Insgesamt stieg die Zahl der Verkehrsunfälle im Norden im Vergleich zu 2017 um 0,7 Prozent auf 90 711. Die Zahl der Verletzten sank dennoch um 1,6 Prozent auf 15 903. Die Zahl der Toten stieg allerdings von 100 auf 122. 13 Menschen starben auf den Autobahnen, 29 in den Städten, 80 auf Bundes- und Landstraßen. Hauptunfallursachen waren wieder Fehler beim Abbiegen und Vorfahrtsmissachtungen.

Schleswig-Holsteins CDU-Innenminister Hans-Joachim Grote fordert sicherere Radwege, Nachschulungen für ertappte Handy-Sündern und mehr Rücksichtnahme im Straßenverkehr. Quelle: Christian Charisius/dpa

Ein immer drängenderes Problem werde dabei auch, dass viele Autofahrer während der Fahrt verbotenerweise Handy oder Tablets nutzen würden, sagt Grote. Die Unfallursache „Ablenkung“ durch elektronische Geräte wurde daher auf Drängen Schleswig-Holsteins jetzt auch ganz offiziell in die Verkehrsunfallstatistik aufgenommen. Anders könne man sich eine Vielzahl von Unfällen nicht erklären, heißt es von der Polizei. So habe etwa bei einer jungen Frau, die auf gerader Strecke von der Fahrbahn abkam, gegen einen Baum fuhr und starb, das Handy noch auf dem Beifahrersitz gelegen. Ein Lkw-Fahrer, der plötzlich in den Gegenverkehr steuerte und einen tödlichen Unfall verursachte, hatte kurz zuvor noch eine SMS verschickt.

Grote fordert Pflicht-Nachschulungen für Handy-Sünder

Die Polizei ertappte im vergangenen Jahr allein 16 509 Autofahrer mit Handy am Ohr – oder in der Hand.

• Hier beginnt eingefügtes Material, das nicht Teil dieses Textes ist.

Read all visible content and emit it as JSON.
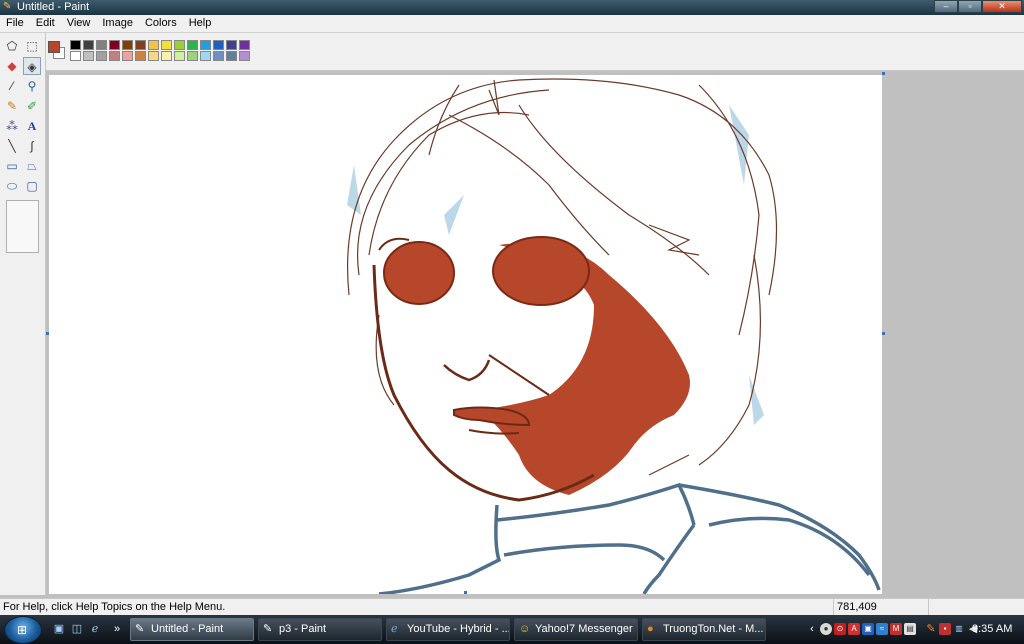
{
  "window": {
    "title": "Untitled - Paint"
  },
  "menu": [
    "File",
    "Edit",
    "View",
    "Image",
    "Colors",
    "Help"
  ],
  "colors": {
    "foreground": "#b6472a",
    "background": "#ffffff",
    "palette": [
      "#000000",
      "#404040",
      "#808080",
      "#800020",
      "#804000",
      "#804020",
      "#f4c242",
      "#f0e040",
      "#9bd030",
      "#30b050",
      "#20a0e0",
      "#2060c0",
      "#404090",
      "#7030a0",
      "#ffffff",
      "#c0c0c0",
      "#a0a0a0",
      "#c08080",
      "#f0a0a0",
      "#d08040",
      "#f8d880",
      "#f8f0b0",
      "#d0f0a0",
      "#a0d080",
      "#a0d8f0",
      "#7090c0",
      "#6080a0",
      "#b090d0"
    ]
  },
  "tools": [
    "free-select",
    "rect-select",
    "eraser",
    "fill",
    "color-picker",
    "magnifier",
    "pencil",
    "brush",
    "airbrush",
    "text",
    "line",
    "curve",
    "rectangle",
    "polygon",
    "ellipse",
    "rounded-rectangle"
  ],
  "status": {
    "help": "For Help, click Help Topics on the Help Menu.",
    "coords": "781,409"
  },
  "taskbar": {
    "tasks": [
      {
        "label": "Untitled - Paint",
        "icon": "paint-icon",
        "active": true
      },
      {
        "label": "p3 - Paint",
        "icon": "paint-icon",
        "active": false
      },
      {
        "label": "YouTube - Hybrid - ...",
        "icon": "ie-icon",
        "active": false
      },
      {
        "label": "Yahoo!7 Messenger",
        "icon": "yahoo-icon",
        "active": false
      },
      {
        "label": "TruongTon.Net - M...",
        "icon": "firefox-icon",
        "active": false
      }
    ],
    "clock": "9:35 AM"
  }
}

Vor allem junge Leute würden zunehmend Nachrichten schreiben anstatt etwa über eine Freisprecheinrichtung zu telefonieren, sagt Grote. Er will das nicht länger hinnehmen. Die Geldstrafen seien bereits erhöht worden. Über den Geldbeutel allein sei solchen Fahrerinnen und Fahrern aber offenbar nicht beizukommen, sagt der Innenminister. Er fordert daher eine Pflicht-Nachschulung für ertappte Handy-Sünder. „Sie sollten dazu ein Wochenende in einem Seminar zur Verkehrserziehung verbringen müssen“, sagt Grote.

Minister: Erziehung zu gegenseitiger Rücksichtnahme täte Not

In der Verkehrsministerkonferenz will er sich dafür jetzt starkmachen. Man habe ja ohnehin den Eindruck, dass es vielen erwachsenen Verkehrsteilnehmern guttun würde, auch noch einmal Verkehrserziehung genießen zu können, so wie die Schulkinder bei der Polizei-Puppenbühne durch den Verkehrskasper – Erziehung zu gegenseitiger Rücksichtnahme, zum Beispiel.